I wrote in my booklet “Great Philanthropy.” I liked the house more than I thought I would, but I wasn’t sure if I was beautiful enough to be invited back, or if it was the right place for me in general. (I know that itself sounds superficial, but that’s just how I felt!)
Next up was Pink Lemonade. I loved their website when I had looked at it, but I knew very little about the sorority itself. However, when the doors opened and the girls came out, I felt at home. The girls were all so happy to see us and I noted that they had really cute outfits and accessories on. All three girls I talked to were so sweet and kind, and I felt extremely welcomed. All the girls were interested in learning about me as well as telling me about their sisterhood, rather than just talking about how cute my bracelet was or what kind of brands I liked. I wanted to be invited back really badly, because I felt a real connection at Pink Lemonade.
After Pink Lemonade came Orange Crush. I had heard some very positive things about Orange Crush regarding their sisterhood, but I knew that it wasn’t as highly regarded as other chapters. Despite the things I’d heard from other PNMS and online, I went in with an open mind. The girls were all so nice to me and very genuine. However, the first girl I talked to was extremely awkward and I couldn’t get over how hard it was to get through our conversation. The second one was very enthusiastic and had so much to say, so I was glad that our convo made up for the first one I’d had. I noted how nice and new their house was, and decided that I didn’t have anything against this house like some girls did!
Pina Colada was up next. This is the house I will never forget for all the wrong reasons! The girls were all very presentable but I just knew I wasn’t supposed to be in Pina Colada….the girl that rushed me first was a complete air-head. She asked me the most ridiculous questions that made her sound extremely uneducated, and I almost felt like laughing because after a day of stellar girls rushing me, this girl was a joke. The girl that took her place mid-social was no better… our conversation ended on a very awkward note and I told myself that I just couldn’t bear to be invited back. Surprisingly, a lot of girls LOVED this chapter, which made me feel like I might’ve just been rushed by the wrong girls.

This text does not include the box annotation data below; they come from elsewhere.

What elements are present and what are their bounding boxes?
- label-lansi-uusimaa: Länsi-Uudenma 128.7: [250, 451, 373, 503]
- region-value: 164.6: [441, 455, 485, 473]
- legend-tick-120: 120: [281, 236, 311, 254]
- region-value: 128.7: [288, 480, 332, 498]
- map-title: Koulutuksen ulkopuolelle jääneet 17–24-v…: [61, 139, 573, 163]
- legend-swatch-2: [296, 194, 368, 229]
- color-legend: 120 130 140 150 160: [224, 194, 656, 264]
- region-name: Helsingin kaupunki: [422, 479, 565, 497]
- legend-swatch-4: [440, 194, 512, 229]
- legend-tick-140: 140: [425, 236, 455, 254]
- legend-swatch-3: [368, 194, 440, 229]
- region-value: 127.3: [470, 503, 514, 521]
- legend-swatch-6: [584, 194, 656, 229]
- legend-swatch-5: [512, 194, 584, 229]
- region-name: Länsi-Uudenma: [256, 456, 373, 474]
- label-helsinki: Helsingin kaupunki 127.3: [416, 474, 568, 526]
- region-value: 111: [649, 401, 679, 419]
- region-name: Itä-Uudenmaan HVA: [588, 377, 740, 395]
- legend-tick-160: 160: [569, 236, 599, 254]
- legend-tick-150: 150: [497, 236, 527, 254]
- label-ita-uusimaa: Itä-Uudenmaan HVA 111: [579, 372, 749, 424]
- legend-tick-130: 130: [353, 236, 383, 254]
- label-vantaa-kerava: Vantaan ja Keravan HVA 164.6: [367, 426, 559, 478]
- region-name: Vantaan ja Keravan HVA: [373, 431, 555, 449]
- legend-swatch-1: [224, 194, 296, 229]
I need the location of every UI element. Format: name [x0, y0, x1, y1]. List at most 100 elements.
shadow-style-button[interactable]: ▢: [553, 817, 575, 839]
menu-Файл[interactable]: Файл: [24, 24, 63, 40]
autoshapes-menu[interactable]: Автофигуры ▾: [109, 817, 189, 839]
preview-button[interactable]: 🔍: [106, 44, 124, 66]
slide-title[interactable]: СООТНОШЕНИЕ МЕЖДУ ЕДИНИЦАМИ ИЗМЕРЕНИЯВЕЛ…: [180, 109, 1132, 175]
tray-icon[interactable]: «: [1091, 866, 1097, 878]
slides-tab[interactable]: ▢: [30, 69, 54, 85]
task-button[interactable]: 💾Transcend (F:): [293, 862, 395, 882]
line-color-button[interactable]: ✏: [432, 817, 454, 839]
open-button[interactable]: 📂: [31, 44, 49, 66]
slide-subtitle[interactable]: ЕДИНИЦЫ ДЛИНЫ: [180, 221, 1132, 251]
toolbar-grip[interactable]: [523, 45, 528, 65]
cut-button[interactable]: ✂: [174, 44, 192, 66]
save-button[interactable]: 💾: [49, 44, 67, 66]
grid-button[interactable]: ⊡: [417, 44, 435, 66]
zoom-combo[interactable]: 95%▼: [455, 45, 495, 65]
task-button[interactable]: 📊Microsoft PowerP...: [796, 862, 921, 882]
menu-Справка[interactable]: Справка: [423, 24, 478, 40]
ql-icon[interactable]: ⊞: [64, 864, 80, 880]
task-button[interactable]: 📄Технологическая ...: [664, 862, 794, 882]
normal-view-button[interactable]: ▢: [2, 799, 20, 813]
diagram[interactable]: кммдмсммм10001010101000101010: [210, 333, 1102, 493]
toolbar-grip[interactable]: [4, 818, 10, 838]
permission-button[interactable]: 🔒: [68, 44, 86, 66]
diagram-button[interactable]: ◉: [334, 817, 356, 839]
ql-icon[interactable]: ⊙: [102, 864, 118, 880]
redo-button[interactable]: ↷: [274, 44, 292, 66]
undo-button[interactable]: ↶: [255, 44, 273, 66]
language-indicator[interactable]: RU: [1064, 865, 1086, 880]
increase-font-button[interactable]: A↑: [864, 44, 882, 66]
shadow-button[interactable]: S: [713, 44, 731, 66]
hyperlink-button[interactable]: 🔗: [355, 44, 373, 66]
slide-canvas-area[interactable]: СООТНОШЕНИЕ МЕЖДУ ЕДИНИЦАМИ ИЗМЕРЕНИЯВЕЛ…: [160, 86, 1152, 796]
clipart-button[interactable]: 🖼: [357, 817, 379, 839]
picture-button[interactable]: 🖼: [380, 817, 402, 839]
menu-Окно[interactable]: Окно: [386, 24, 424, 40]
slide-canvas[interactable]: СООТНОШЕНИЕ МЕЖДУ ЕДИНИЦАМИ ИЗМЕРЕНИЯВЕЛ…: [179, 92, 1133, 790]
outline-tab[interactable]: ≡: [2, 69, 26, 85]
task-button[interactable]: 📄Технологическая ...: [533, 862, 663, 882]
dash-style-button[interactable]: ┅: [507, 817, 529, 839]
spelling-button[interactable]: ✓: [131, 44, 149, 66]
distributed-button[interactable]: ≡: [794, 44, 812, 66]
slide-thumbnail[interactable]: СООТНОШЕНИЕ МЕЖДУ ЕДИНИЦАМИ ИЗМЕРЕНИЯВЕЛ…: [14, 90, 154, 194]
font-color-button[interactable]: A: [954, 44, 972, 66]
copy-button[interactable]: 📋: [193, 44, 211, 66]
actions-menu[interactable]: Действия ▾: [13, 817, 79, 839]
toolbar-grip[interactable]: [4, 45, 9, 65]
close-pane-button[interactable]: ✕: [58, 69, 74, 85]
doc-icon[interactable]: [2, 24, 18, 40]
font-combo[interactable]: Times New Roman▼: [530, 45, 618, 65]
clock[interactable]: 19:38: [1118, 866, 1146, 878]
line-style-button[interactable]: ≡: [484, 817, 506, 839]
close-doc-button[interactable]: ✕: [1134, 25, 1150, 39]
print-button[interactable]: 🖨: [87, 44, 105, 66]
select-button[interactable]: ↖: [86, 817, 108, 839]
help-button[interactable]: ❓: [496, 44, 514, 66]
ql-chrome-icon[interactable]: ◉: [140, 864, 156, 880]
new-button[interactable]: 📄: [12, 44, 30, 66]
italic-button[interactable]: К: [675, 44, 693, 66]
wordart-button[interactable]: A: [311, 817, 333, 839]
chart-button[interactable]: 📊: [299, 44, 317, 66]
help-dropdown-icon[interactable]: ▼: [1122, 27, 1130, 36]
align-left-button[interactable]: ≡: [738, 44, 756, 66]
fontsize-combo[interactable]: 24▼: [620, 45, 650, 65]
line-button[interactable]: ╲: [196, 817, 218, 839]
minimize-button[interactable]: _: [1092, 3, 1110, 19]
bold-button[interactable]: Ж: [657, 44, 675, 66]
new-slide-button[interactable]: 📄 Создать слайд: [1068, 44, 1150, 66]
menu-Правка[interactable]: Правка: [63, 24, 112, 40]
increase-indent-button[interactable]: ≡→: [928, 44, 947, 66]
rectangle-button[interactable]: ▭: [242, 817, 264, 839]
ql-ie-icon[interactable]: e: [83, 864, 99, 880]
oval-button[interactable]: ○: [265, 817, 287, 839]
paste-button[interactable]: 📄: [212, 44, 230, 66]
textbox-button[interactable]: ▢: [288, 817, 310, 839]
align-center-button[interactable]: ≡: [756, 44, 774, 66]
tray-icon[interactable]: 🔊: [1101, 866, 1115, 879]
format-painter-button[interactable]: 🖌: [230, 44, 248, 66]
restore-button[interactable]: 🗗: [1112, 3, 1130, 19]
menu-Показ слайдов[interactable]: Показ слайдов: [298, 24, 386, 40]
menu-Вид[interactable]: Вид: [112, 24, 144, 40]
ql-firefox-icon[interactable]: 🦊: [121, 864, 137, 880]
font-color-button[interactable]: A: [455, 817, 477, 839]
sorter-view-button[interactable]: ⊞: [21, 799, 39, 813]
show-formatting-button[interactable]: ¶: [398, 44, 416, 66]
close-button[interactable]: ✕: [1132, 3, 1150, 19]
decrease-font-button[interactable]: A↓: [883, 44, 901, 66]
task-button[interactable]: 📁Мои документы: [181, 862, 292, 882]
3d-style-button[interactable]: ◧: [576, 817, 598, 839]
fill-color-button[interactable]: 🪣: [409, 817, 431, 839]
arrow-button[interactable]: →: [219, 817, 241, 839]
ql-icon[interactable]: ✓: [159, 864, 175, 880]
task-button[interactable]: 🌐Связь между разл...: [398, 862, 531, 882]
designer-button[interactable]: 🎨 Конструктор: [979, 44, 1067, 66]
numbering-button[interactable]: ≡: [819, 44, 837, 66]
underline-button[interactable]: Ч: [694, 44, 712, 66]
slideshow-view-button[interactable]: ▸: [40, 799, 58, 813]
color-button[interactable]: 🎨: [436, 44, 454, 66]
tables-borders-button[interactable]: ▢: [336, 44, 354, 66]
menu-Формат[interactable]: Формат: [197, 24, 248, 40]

The last chapter of the day was Dr. Pepper. I knew this was a top chapter at my school, if not THE top chapter. This is what I texted to my mom after visiting the house:
“Everyone at Dr. Pepper was insanely gorgeous, and I had greatly convos. I’m scared I talked too much about myself and not enough about their sorority, though. They were so classy, mom!!!”
A really close family friend of ours was a Dr. Pepper, and she had written me a rec that she claimed was “stellar,” but she wouldn’t let me see it until after recruitment. My entire senior year, she had pushed Dr. Pepper onto me, and I seriously thought that maybe I’d end up in that chapter. After the first day, I already knew these girls meant business. I really liked the chapter and wanted to see how far I could get with it. I knew they known to be very selective, so part of me just wanted to see how far I could get… but I also wanted to get to know the girls better. Maybe this could be my future home!
After the day was over, I chatted with my hallmates about which houses we loved and loathed. I was OBSESSED with recruitment even after such a hot, long and tiring day. I could barely go to sleep that night, dreaming about what letters I’d be wearing come Bid Day!